The sole question to be determined, therefore, is, whether the Pennsylvania Statute of Limitations began to run from the date of the assessment or from the date on or before which the assessment was to be paid.
It is well settled that the Statute of Limitations of the Forum controls the time for bringing actions to enforce liabilities for stock assessments. Pufahl v. Estate of Parks, 299 U.S. 217, 225, 57 S.Ct. 151, 81 L.Ed. 133. The relevant Pennsylvania Act of Assembly is found in 12 P.S. § 31, and provides that actions of debt, etc., shall be brought “within six years next after the cause of such actions or suit, and not after.” This Act has been frequently construed by the Pennsylvania Courts and, in the recent case of New York & Pennsylvania Co. v. New York Cent. R. Co. et al., 300 Pa. 242, 150 A. 480, 481, the Court stated that it is a well known rule that “the time specified in a statute of limitations does not begin to run until there is an existing right to sue forthwith * * That case involved the same Statute of Limitations which is now before this Court. It need hardly be stated that an action may not be brought to recover a sum of money until the debt becomes due and payable. It is, therefore, my conclusion that the Statute of Limitations of the Commonwealth of Pennsylvania does not begin to run until the date on or before which the assessment is payable. In the present case that date was January 23, 1933. Hence, January 16, 1939, is within the six year period of the Statute of Limitations and this action was brought on time.

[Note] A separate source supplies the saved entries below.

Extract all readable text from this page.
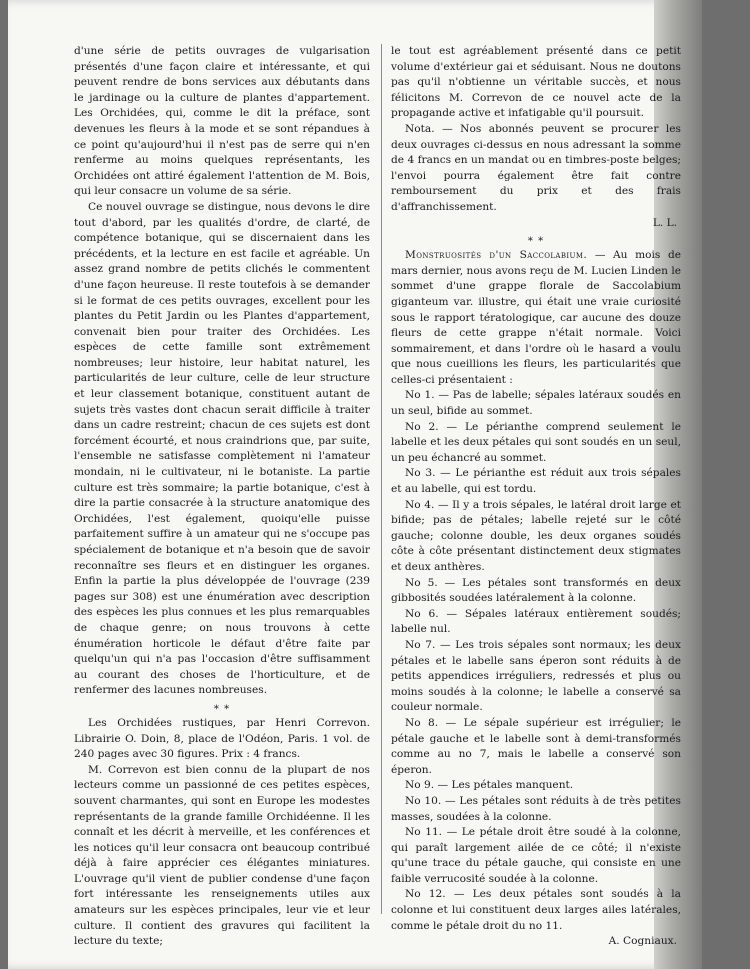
d'une série de petits ouvrages de vulgarisation présentés d'une façon claire et intéressante, et qui peuvent rendre de bons services aux débutants dans le jardinage ou la culture de plantes d'appartement. Les Orchidées, qui, comme le dit la préface, sont devenues les fleurs à la mode et se sont répandues à ce point qu'aujourd'hui il n'est pas de serre qui n'en renferme au moins quelques représentants, les Orchidées ont attiré également l'attention de M. Bois, qui leur consacre un volume de sa série.

Ce nouvel ouvrage se distingue, nous devons le dire tout d'abord, par les qualités d'ordre, de clarté, de compétence botanique, qui se discernaient dans les précédents, et la lecture en est facile et agréable. Un assez grand nombre de petits clichés le commentent d'une façon heureuse. Il reste toutefois à se demander si le format de ces petits ouvrages, excellent pour les plantes du Petit Jardin ou les Plantes d'appartement, convenait bien pour traiter des Orchidées. Les espèces de cette famille sont extrêmement nombreuses; leur histoire, leur habitat naturel, les particularités de leur culture, celle de leur structure et leur classement botanique, constituent autant de sujets très vastes dont chacun serait difficile à traiter dans un cadre restreint; chacun de ces sujets est dont forcément écourté, et nous craindrions que, par suite, l'ensemble ne satisfasse complètement ni l'amateur mondain, ni le cultivateur, ni le botaniste. La partie culture est très sommaire; la partie botanique, c'est à dire la partie consacrée à la structure anatomique des Orchidées, l'est également, quoiqu'elle puisse parfaitement suffire à un amateur qui ne s'occupe pas spécialement de botanique et n'a besoin que de savoir reconnaître ses fleurs et en distinguer les organes. Enfin la partie la plus développée de l'ouvrage (239 pages sur 308) est une énumération avec description des espèces les plus connues et les plus remarquables de chaque genre; on nous trouvons à cette énumération horticole le défaut d'être faite par quelqu'un qui n'a pas l'occasion d'être suffisamment au courant des choses de l'horticulture, et de renfermer des lacunes nombreuses.

* *

Les Orchidées rustiques, par Henri Correvon. Librairie O. Doin, 8, place de l'Odéon, Paris. 1 vol. de 240 pages avec 30 figures. Prix : 4 francs.

M. Correvon est bien connu de la plupart de nos lecteurs comme un passionné de ces petites espèces, souvent charmantes, qui sont en Europe les modestes représentants de la grande famille Orchidéenne. Il les connaît et les décrit à merveille, et les conférences et les notices qu'il leur consacra ont beaucoup contribué déjà à faire apprécier ces élégantes miniatures. L'ouvrage qu'il vient de publier condense d'une façon fort intéressante les renseignements utiles aux amateurs sur les espèces principales, leur vie et leur culture. Il contient des gravures qui facilitent la lecture du texte;

le tout est agréablement présenté dans ce petit volume d'extérieur gai et séduisant. Nous ne doutons pas qu'il n'obtienne un véritable succès, et nous félicitons M. Correvon de ce nouvel acte de la propagande active et infatigable qu'il poursuit.

Nota. — Nos abonnés peuvent se procurer les deux ouvrages ci-dessus en nous adressant la somme de 4 francs en un mandat ou en timbres-poste belges; l'envoi pourra également être fait contre remboursement du prix et des frais d'affranchissement.

L. L.

* *

Monstruosités d'un Saccolabium. — Au mois de mars dernier, nous avons reçu de M. Lucien Linden le sommet d'une grappe florale de Saccolabium giganteum var. illustre, qui était une vraie curiosité sous le rapport tératologique, car aucune des douze fleurs de cette grappe n'était normale. Voici sommairement, et dans l'ordre où le hasard a voulu que nous cueillions les fleurs, les particularités que celles-ci présentaient :

No 1. — Pas de labelle; sépales latéraux soudés en un seul, bifide au sommet.

No 2. — Le périanthe comprend seulement le labelle et les deux pétales qui sont soudés en un seul, un peu échancré au sommet.

No 3. — Le périanthe est réduit aux trois sépales et au labelle, qui est tordu.

No 4. — Il y a trois sépales, le latéral droit large et bifide; pas de pétales; labelle rejeté sur le côté gauche; colonne double, les deux organes soudés côte à côte présentant distinctement deux stigmates et deux anthères.

No 5. — Les pétales sont transformés en deux gibbosités soudées latéralement à la colonne.

No 6. — Sépales latéraux entièrement soudés; labelle nul.

No 7. — Les trois sépales sont normaux; les deux pétales et le labelle sans éperon sont réduits à de petits appendices irréguliers, redressés et plus ou moins soudés à la colonne; le labelle a conservé sa couleur normale.

No 8. — Le sépale supérieur est irrégulier; le pétale gauche et le labelle sont à demi-transformés comme au no 7, mais le labelle a conservé son éperon.

No 9. — Les pétales manquent.

No 10. — Les pétales sont réduits à de très petites masses, soudées à la colonne.

No 11. — Le pétale droit être soudé à la colonne, qui paraît largement ailée de ce côté; il n'existe qu'une trace du pétale gauche, qui consiste en une faible verrucosité soudée à la colonne.

No 12. — Les deux pétales sont soudés à la colonne et lui constituent deux larges ailes latérales, comme le pétale droit du no 11.

A. Cogniaux.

The defendant has cited only one case which is on point, Johnson v. Greene, 9 Cir., 88 F.2d 683, but this case was decided under the peculiar California rule that the Statute begins to run as soon as the liability is created irrespective of whether or not there is a present right to sue. Such is not the law which controls this case. The other cases cited by the defendant decided only that the Statute of Limitations did not begin to run before an assessment had been made, but did not consider the question of whether the date of assessment or the date the assessment was made payable was the proper date because such a determination was unnecessary in those cases.
The case of Strasburger v. Schram, 68 App.D.C. 87, 93 F.2d 246, involves facts almost identical with those in the present case and holds that the date the assessment is payable is the time when the Statute begins to run. Justice Groner, in a very well considered opinion, has discussed fully all the questions here involved, and my views are completely in accord with the reasoning and conclusions in that opinion.
Now, May 9, 1939, judgment is directed to be entered in favor of the plaintiff.